"Miss!" squawked the clerk, triggered alive by the noise. "Don't...."

She was outside by then and running through the crazy half-light thrown by Mars's nearer and farther moons. Wind howled and tugged at her. Cold turned the breath from her helmet vent into snow.


When no pursuit developed she stopped, gasping, before one of the open-air shops she had toured that afternoon. Five "Martians" bent stiffly over lathes and other machines, just where they had stopped after the last visitor departed. Hoarfrost mottled their leather harness, their downy red skins and the scars on their shoulders where atrophied wings had supposedly been amputated. No breath came from their nostrils. How cold and small they looked!

On impulse, she approached briskly.

"Yes, Miss?" The robot proprietor unkinked as its automatic relays turned it on.

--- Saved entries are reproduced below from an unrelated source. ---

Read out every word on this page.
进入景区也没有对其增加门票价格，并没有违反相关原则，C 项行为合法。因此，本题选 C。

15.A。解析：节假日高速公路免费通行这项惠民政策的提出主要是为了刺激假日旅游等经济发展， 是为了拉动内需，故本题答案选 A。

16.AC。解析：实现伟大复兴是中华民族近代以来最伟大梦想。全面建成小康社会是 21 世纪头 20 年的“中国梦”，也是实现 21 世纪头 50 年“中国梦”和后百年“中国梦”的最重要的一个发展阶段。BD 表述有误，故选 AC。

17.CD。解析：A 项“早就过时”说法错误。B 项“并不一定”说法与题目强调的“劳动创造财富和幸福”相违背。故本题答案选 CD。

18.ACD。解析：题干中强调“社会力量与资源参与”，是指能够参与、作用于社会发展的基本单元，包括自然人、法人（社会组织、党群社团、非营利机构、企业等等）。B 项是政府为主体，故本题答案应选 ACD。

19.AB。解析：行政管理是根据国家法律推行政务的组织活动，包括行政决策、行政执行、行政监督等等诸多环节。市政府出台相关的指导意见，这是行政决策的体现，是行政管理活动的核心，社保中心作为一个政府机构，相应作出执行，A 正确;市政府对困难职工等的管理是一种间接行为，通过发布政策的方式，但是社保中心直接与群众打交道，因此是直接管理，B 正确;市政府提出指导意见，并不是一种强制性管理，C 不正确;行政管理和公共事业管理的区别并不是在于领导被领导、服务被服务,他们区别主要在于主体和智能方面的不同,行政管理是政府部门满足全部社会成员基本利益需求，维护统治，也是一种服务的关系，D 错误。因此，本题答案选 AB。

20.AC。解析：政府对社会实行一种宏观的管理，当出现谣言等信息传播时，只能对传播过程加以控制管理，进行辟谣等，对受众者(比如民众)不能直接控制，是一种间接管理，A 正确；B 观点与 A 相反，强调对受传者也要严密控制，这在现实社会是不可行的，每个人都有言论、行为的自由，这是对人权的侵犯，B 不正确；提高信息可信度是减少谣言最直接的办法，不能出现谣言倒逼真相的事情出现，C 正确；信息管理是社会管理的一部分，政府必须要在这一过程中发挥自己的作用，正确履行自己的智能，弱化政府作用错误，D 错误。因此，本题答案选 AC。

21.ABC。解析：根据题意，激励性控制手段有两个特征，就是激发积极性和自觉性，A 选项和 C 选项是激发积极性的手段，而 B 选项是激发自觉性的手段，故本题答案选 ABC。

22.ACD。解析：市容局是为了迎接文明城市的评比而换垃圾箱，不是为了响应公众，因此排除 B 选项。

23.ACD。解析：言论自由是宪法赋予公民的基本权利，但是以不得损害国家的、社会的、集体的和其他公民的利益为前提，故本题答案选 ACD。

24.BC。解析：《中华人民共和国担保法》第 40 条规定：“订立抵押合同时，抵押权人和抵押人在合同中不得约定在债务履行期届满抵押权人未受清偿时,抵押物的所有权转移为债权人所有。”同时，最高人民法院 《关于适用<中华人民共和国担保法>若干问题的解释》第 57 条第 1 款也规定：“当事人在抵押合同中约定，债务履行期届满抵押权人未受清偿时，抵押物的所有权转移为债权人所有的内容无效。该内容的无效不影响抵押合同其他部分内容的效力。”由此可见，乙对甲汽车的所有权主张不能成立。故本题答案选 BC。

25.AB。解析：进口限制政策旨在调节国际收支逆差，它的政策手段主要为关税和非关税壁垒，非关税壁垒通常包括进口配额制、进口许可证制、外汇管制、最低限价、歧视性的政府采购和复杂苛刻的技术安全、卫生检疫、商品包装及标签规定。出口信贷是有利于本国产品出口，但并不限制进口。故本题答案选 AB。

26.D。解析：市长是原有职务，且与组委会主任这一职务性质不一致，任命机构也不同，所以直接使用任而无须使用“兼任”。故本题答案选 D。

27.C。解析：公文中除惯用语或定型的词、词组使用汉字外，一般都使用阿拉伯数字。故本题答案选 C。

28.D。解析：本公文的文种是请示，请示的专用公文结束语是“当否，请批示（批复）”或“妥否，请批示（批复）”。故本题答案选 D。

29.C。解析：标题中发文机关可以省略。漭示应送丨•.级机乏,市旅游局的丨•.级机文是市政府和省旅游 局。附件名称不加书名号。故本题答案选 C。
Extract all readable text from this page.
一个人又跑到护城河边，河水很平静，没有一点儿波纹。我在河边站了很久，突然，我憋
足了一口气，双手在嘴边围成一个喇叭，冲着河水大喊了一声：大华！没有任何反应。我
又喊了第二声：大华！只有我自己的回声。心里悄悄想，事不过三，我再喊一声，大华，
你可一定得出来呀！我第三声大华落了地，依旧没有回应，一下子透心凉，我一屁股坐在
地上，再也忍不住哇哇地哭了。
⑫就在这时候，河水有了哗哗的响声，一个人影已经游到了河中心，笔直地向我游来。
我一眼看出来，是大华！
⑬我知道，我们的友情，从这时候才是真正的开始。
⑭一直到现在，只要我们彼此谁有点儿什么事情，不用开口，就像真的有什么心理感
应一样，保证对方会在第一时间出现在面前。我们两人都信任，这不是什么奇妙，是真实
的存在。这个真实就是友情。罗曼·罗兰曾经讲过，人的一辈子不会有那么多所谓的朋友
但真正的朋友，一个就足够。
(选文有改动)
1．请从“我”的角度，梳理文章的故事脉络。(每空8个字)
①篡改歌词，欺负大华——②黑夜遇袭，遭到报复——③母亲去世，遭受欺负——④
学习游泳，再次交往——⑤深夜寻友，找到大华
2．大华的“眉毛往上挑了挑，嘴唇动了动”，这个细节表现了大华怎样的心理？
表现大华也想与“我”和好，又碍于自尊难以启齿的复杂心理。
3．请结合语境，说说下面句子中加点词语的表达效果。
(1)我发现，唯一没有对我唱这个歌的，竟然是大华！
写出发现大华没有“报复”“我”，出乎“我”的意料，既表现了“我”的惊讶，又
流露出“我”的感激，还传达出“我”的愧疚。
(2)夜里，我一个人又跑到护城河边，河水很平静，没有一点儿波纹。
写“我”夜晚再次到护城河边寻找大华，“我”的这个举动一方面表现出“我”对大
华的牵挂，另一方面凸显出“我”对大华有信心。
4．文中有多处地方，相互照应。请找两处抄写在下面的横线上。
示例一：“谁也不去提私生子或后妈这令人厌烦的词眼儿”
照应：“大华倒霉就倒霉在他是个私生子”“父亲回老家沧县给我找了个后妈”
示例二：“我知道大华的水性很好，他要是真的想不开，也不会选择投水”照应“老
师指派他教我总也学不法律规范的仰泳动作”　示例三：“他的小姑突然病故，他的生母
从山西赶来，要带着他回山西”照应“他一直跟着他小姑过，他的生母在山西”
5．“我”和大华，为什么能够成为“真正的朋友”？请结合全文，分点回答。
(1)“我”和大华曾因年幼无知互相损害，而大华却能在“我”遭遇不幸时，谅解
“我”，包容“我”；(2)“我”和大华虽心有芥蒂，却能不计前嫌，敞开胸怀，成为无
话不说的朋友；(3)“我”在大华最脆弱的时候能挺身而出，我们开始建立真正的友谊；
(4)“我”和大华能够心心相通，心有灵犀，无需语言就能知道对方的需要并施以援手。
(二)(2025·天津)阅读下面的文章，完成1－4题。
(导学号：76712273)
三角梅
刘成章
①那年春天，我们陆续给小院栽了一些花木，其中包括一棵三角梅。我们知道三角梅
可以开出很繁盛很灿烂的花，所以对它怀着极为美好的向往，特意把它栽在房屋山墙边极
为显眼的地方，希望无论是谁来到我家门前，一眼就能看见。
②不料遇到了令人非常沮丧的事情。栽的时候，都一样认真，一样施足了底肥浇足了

It came forward with a grimace meant to represent a smile. "You're out very late. What may I show you?" Its voice was like a rusted bird song.

"Tell me," said she, "what the Martians really made here."

"Why, we design jewelry, Miss. I have some nice...."

"No, no!" she interrupted. "What did the real Martians make here? Surely not junk jewelry for tasteless tourists. Something beautiful, it must have been. Wind bells? Dreams? Snowflakes? Please tell me."

The robot twittered and flinched like a badly made toy.